2.b-Mere difese ed eccezioni. In particolare, il regime delle eccezioni in senso lato.
Va peraltro segnalato che sovente la dottrina e la giurisprudenza fanno assumere a qualsiasi difesa del convenuto il significato generico di eccezione; anche la legge, d'altronde, talvolta usa l'espressione difesa come comprensiva dell'eccezione (è il caso, ad esempio, del vecchio art. 167 c.p.c.) e, talaltra, specie nel codice civile (ad esempio, artt. 1271, 1272, 1273, 1462, 1945 e 1993) impiega il termine eccezione anche per indicare la contestazione dei fatti costitutivi.La necessità di distinguere tra difesa ed eccezione, anche in senso lato, deriva invece non solo dall'art. 416 c.p.c., ma soprattutto dall'art. 2697 c.c., che prevede un regime completamente diverso sul piano probatorio tra la mera difesa e l'eccezione.
A titolo esemplificativo, è stato (od è) controverso in giurisprudenza se abbia natura di difesa o di eccezione la deduzione del datore di lavoro:
a) che contesti il suo obbligo di assumere il lavoratore avviato, in quanto manchi la richiesta di esso datore di lavoro, che costituisce requisito di legittimità del provvedimento dell'ufficio provinciale del lavoro [42] ;
b) che la dimensione dell'impresa e il numero dei dipendenti impediscano l'applicabilità dell'art. 18 dello statuto dei lavoratori [43] . Quanto al regime delle eccezioni in senso lato, parte della dottrina, al fine di evitare smagliature del sistema di preclusioni voluto dalla legge n. 533 del 1973, è giunta a ritenere che il convenuto non possa allegare dopo la memoria difensiva nuovi fatti estintivi, modificativi, impeditivi, anche se integranti eccezioni in senso lato: si è ammesso che tale preclusione possa cadere solo dietro espressa autorizzazione del giudice motivata da reali esigenze del contraddittorio [44] .

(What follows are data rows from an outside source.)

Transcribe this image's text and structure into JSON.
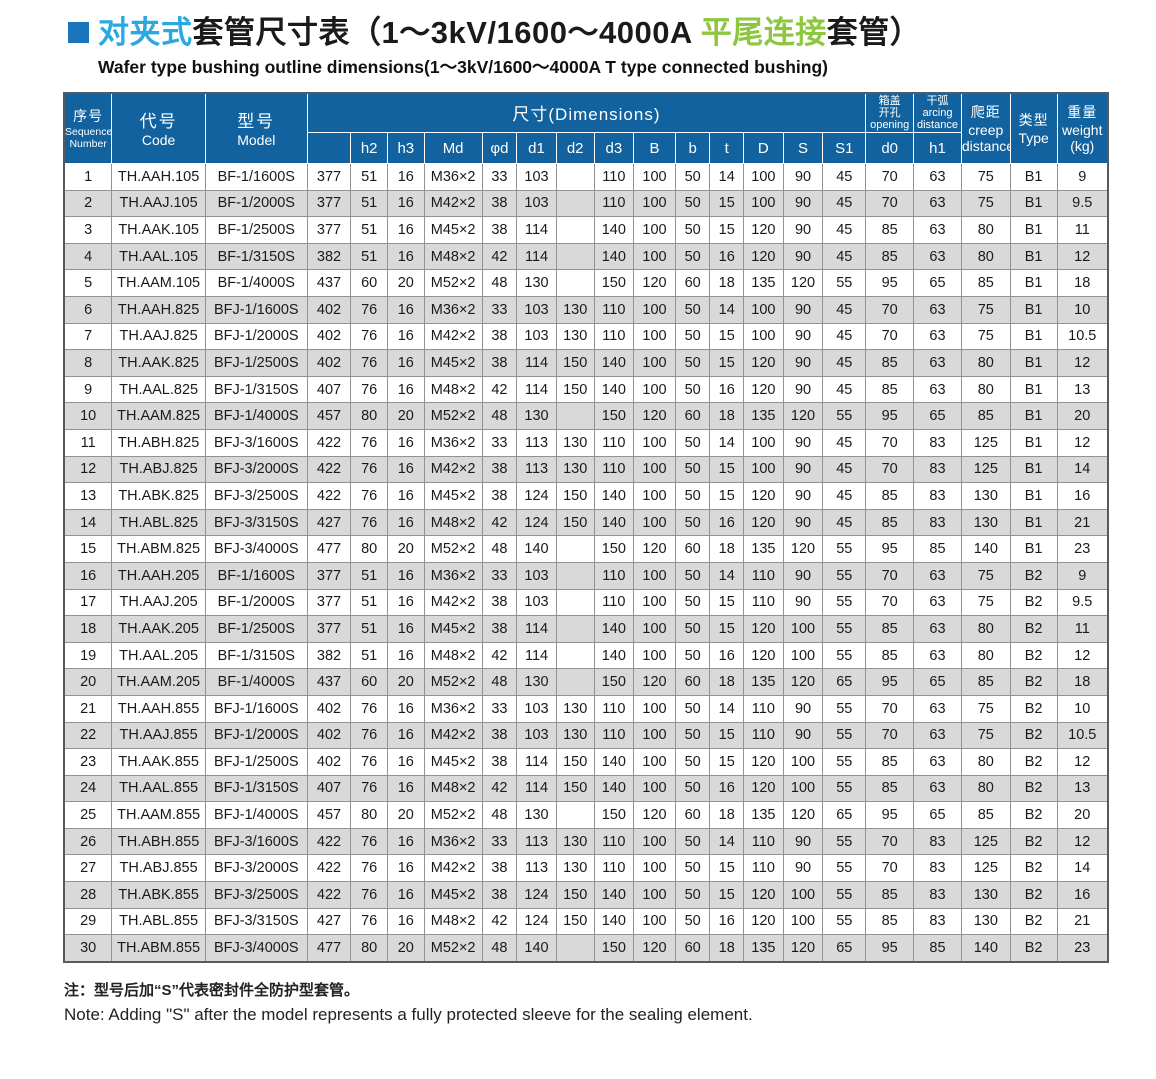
{
  "title": {
    "zh_blue": "对夹式",
    "zh_mid": "套管尺寸表（1～3kV/1600～4000A ",
    "zh_green": "平尾连接",
    "zh_end": "套管）",
    "subtitle": "Wafer type bushing outline dimensions(1～3kV/1600～4000A T type connected bushing)"
  },
  "table": {
    "header": {
      "seq_zh": "序号",
      "seq_en": [
        "Sequence",
        "Number"
      ],
      "code_zh": "代号",
      "code_en": "Code",
      "model_zh": "型号",
      "model_en": "Model",
      "dims_label": "尺寸(Dimensions)",
      "dim_sublabels": [
        "",
        "h2",
        "h3",
        "Md",
        "φd",
        "d1",
        "d2",
        "d3",
        "B",
        "b",
        "t",
        "D",
        "S",
        "S1"
      ],
      "opening": [
        "箱盖",
        "开孔",
        "opening"
      ],
      "opening_sub": "d0",
      "arcing": [
        "干弧",
        "arcing",
        "distance"
      ],
      "arcing_sub": "h1",
      "creep": [
        "爬距",
        "creep",
        "distance"
      ],
      "type_zh": "类型",
      "type_en": "Type",
      "weight_zh": "重量",
      "weight_en": "weight",
      "weight_unit": "(kg)"
    },
    "col_keys": [
      "seq",
      "code",
      "model",
      "h",
      "h2",
      "h3",
      "md",
      "phi-d",
      "d1",
      "d2",
      "d3",
      "B",
      "b",
      "t",
      "D",
      "S",
      "S1",
      "d0",
      "h1",
      "creep",
      "type",
      "weight"
    ],
    "rows": [
      [
        "1",
        "TH.AAH.105",
        "BF-1/1600S",
        "377",
        "51",
        "16",
        "M36×2",
        "33",
        "103",
        "",
        "110",
        "100",
        "50",
        "14",
        "100",
        "90",
        "45",
        "70",
        "63",
        "75",
        "B1",
        "9"
      ],
      [
        "2",
        "TH.AAJ.105",
        "BF-1/2000S",
        "377",
        "51",
        "16",
        "M42×2",
        "38",
        "103",
        "",
        "110",
        "100",
        "50",
        "15",
        "100",
        "90",
        "45",
        "70",
        "63",
        "75",
        "B1",
        "9.5"
      ],
      [
        "3",
        "TH.AAK.105",
        "BF-1/2500S",
        "377",
        "51",
        "16",
        "M45×2",
        "38",
        "114",
        "",
        "140",
        "100",
        "50",
        "15",
        "120",
        "90",
        "45",
        "85",
        "63",
        "80",
        "B1",
        "11"
      ],
      [
        "4",
        "TH.AAL.105",
        "BF-1/3150S",
        "382",
        "51",
        "16",
        "M48×2",
        "42",
        "114",
        "",
        "140",
        "100",
        "50",
        "16",
        "120",
        "90",
        "45",
        "85",
        "63",
        "80",
        "B1",
        "12"
      ],
      [
        "5",
        "TH.AAM.105",
        "BF-1/4000S",
        "437",
        "60",
        "20",
        "M52×2",
        "48",
        "130",
        "",
        "150",
        "120",
        "60",
        "18",
        "135",
        "120",
        "55",
        "95",
        "65",
        "85",
        "B1",
        "18"
      ],
      [
        "6",
        "TH.AAH.825",
        "BFJ-1/1600S",
        "402",
        "76",
        "16",
        "M36×2",
        "33",
        "103",
        "130",
        "110",
        "100",
        "50",
        "14",
        "100",
        "90",
        "45",
        "70",
        "63",
        "75",
        "B1",
        "10"
      ],
      [
        "7",
        "TH.AAJ.825",
        "BFJ-1/2000S",
        "402",
        "76",
        "16",
        "M42×2",
        "38",
        "103",
        "130",
        "110",
        "100",
        "50",
        "15",
        "100",
        "90",
        "45",
        "70",
        "63",
        "75",
        "B1",
        "10.5"
      ],
      [
        "8",
        "TH.AAK.825",
        "BFJ-1/2500S",
        "402",
        "76",
        "16",
        "M45×2",
        "38",
        "114",
        "150",
        "140",
        "100",
        "50",
        "15",
        "120",
        "90",
        "45",
        "85",
        "63",
        "80",
        "B1",
        "12"
      ],
      [
        "9",
        "TH.AAL.825",
        "BFJ-1/3150S",
        "407",
        "76",
        "16",
        "M48×2",
        "42",
        "114",
        "150",
        "140",
        "100",
        "50",
        "16",
        "120",
        "90",
        "45",
        "85",
        "63",
        "80",
        "B1",
        "13"
      ],
      [
        "10",
        "TH.AAM.825",
        "BFJ-1/4000S",
        "457",
        "80",
        "20",
        "M52×2",
        "48",
        "130",
        "",
        "150",
        "120",
        "60",
        "18",
        "135",
        "120",
        "55",
        "95",
        "65",
        "85",
        "B1",
        "20"
      ],
      [
        "11",
        "TH.ABH.825",
        "BFJ-3/1600S",
        "422",
        "76",
        "16",
        "M36×2",
        "33",
        "113",
        "130",
        "110",
        "100",
        "50",
        "14",
        "100",
        "90",
        "45",
        "70",
        "83",
        "125",
        "B1",
        "12"
      ],
      [
        "12",
        "TH.ABJ.825",
        "BFJ-3/2000S",
        "422",
        "76",
        "16",
        "M42×2",
        "38",
        "113",
        "130",
        "110",
        "100",
        "50",
        "15",
        "100",
        "90",
        "45",
        "70",
        "83",
        "125",
        "B1",
        "14"
      ],
      [
        "13",
        "TH.ABK.825",
        "BFJ-3/2500S",
        "422",
        "76",
        "16",
        "M45×2",
        "38",
        "124",
        "150",
        "140",
        "100",
        "50",
        "15",
        "120",
        "90",
        "45",
        "85",
        "83",
        "130",
        "B1",
        "16"
      ],
      [
        "14",
        "TH.ABL.825",
        "BFJ-3/3150S",
        "427",
        "76",
        "16",
        "M48×2",
        "42",
        "124",
        "150",
        "140",
        "100",
        "50",
        "16",
        "120",
        "90",
        "45",
        "85",
        "83",
        "130",
        "B1",
        "21"
      ],
      [
        "15",
        "TH.ABM.825",
        "BFJ-3/4000S",
        "477",
        "80",
        "20",
        "M52×2",
        "48",
        "140",
        "",
        "150",
        "120",
        "60",
        "18",
        "135",
        "120",
        "55",
        "95",
        "85",
        "140",
        "B1",
        "23"
      ],
      [
        "16",
        "TH.AAH.205",
        "BF-1/1600S",
        "377",
        "51",
        "16",
        "M36×2",
        "33",
        "103",
        "",
        "110",
        "100",
        "50",
        "14",
        "110",
        "90",
        "55",
        "70",
        "63",
        "75",
        "B2",
        "9"
      ],
      [
        "17",
        "TH.AAJ.205",
        "BF-1/2000S",
        "377",
        "51",
        "16",
        "M42×2",
        "38",
        "103",
        "",
        "110",
        "100",
        "50",
        "15",
        "110",
        "90",
        "55",
        "70",
        "63",
        "75",
        "B2",
        "9.5"
      ],
      [
        "18",
        "TH.AAK.205",
        "BF-1/2500S",
        "377",
        "51",
        "16",
        "M45×2",
        "38",
        "114",
        "",
        "140",
        "100",
        "50",
        "15",
        "120",
        "100",
        "55",
        "85",
        "63",
        "80",
        "B2",
        "11"
      ],
      [
        "19",
        "TH.AAL.205",
        "BF-1/3150S",
        "382",
        "51",
        "16",
        "M48×2",
        "42",
        "114",
        "",
        "140",
        "100",
        "50",
        "16",
        "120",
        "100",
        "55",
        "85",
        "63",
        "80",
        "B2",
        "12"
      ],
      [
        "20",
        "TH.AAM.205",
        "BF-1/4000S",
        "437",
        "60",
        "20",
        "M52×2",
        "48",
        "130",
        "",
        "150",
        "120",
        "60",
        "18",
        "135",
        "120",
        "65",
        "95",
        "65",
        "85",
        "B2",
        "18"
      ],
      [
        "21",
        "TH.AAH.855",
        "BFJ-1/1600S",
        "402",
        "76",
        "16",
        "M36×2",
        "33",
        "103",
        "130",
        "110",
        "100",
        "50",
        "14",
        "110",
        "90",
        "55",
        "70",
        "63",
        "75",
        "B2",
        "10"
      ],
      [
        "22",
        "TH.AAJ.855",
        "BFJ-1/2000S",
        "402",
        "76",
        "16",
        "M42×2",
        "38",
        "103",
        "130",
        "110",
        "100",
        "50",
        "15",
        "110",
        "90",
        "55",
        "70",
        "63",
        "75",
        "B2",
        "10.5"
      ],
      [
        "23",
        "TH.AAK.855",
        "BFJ-1/2500S",
        "402",
        "76",
        "16",
        "M45×2",
        "38",
        "114",
        "150",
        "140",
        "100",
        "50",
        "15",
        "120",
        "100",
        "55",
        "85",
        "63",
        "80",
        "B2",
        "12"
      ],
      [
        "24",
        "TH.AAL.855",
        "BFJ-1/3150S",
        "407",
        "76",
        "16",
        "M48×2",
        "42",
        "114",
        "150",
        "140",
        "100",
        "50",
        "16",
        "120",
        "100",
        "55",
        "85",
        "63",
        "80",
        "B2",
        "13"
      ],
      [
        "25",
        "TH.AAM.855",
        "BFJ-1/4000S",
        "457",
        "80",
        "20",
        "M52×2",
        "48",
        "130",
        "",
        "150",
        "120",
        "60",
        "18",
        "135",
        "120",
        "65",
        "95",
        "65",
        "85",
        "B2",
        "20"
      ],
      [
        "26",
        "TH.ABH.855",
        "BFJ-3/1600S",
        "422",
        "76",
        "16",
        "M36×2",
        "33",
        "113",
        "130",
        "110",
        "100",
        "50",
        "14",
        "110",
        "90",
        "55",
        "70",
        "83",
        "125",
        "B2",
        "12"
      ],
      [
        "27",
        "TH.ABJ.855",
        "BFJ-3/2000S",
        "422",
        "76",
        "16",
        "M42×2",
        "38",
        "113",
        "130",
        "110",
        "100",
        "50",
        "15",
        "110",
        "90",
        "55",
        "70",
        "83",
        "125",
        "B2",
        "14"
      ],
      [
        "28",
        "TH.ABK.855",
        "BFJ-3/2500S",
        "422",
        "76",
        "16",
        "M45×2",
        "38",
        "124",
        "150",
        "140",
        "100",
        "50",
        "15",
        "120",
        "100",
        "55",
        "85",
        "83",
        "130",
        "B2",
        "16"
      ],
      [
        "29",
        "TH.ABL.855",
        "BFJ-3/3150S",
        "427",
        "76",
        "16",
        "M48×2",
        "42",
        "124",
        "150",
        "140",
        "100",
        "50",
        "16",
        "120",
        "100",
        "55",
        "85",
        "83",
        "130",
        "B2",
        "21"
      ],
      [
        "30",
        "TH.ABM.855",
        "BFJ-3/4000S",
        "477",
        "80",
        "20",
        "M52×2",
        "48",
        "140",
        "",
        "150",
        "120",
        "60",
        "18",
        "135",
        "120",
        "65",
        "95",
        "85",
        "140",
        "B2",
        "23"
      ]
    ]
  },
  "notes": {
    "zh": "注：型号后加“S”代表密封件全防护型套管。",
    "en": "Note: Adding \"S\" after the model represents a fully protected sleeve for the sealing element."
  },
  "colors": {
    "header_bg": "#11629f",
    "title_accent_blue": "#29a9e0",
    "title_accent_green": "#8dc63f",
    "bullet_blue": "#1b75bb",
    "row_alt_gray": "#d9d9d9"
  }
}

Possono quindi essere fissati alcuni punti fermi, secondo l'impostazione suggerita da autorevolissimo autore [45] :
a)
l'art. 416 impone di proporre nella memoria difensiva a pena di decadenza solo le eccezioni in senso stretto. Argomentando a contrario, le eccezioni in senso lato sono deducibili anche con atti successivi alla memoria difensiva;
b)
se sul piano delle allegazioni non vi è decadenza, vi è invece decadenza per la richiesta di mezzi di prova, giacché opera l'art. 416, ultimo comma, c.p.c.;
c) quando l'art. 420 consente la modifica di domande, eccezioni, conclusioni su autorizzazione del giudice e ricorrendo gravi motivi, si riferisce alle eccezioni in senso stretto; queste precauzioni hanno un senso per la rimessione in termini in ordine ad un'attività da cui si è decaduti, non per un'attività che si è tuttora abilitati a compiere;
d) l'art. 420, 1° comma, parla di modifica di eccezioni, escludendo implicitamente che si possa proporre una nuova eccezione.Dunque, il vero problema delle eccezioni in senso lato non è tanto l'allegazione, quanto la loro prova. Ne discende che, se la prova è comunque acquisita al processo, il giudice dovrà rigettare la domanda: e dovrà rigettarla anche quando non vi sia neppure allegazione della parte, purché dagli atti risulti che il fatto estintivo, modificativo, impeditivo integrante eccezione in senso lato si sia verificato.Sembrerebbe invece aperta, nell'ipotesi di proposizione di eccezioni in senso lato successivamente alla memoria di costituzione, solo la via di contare sul potere di ufficio del giudice di disporre nuove prove.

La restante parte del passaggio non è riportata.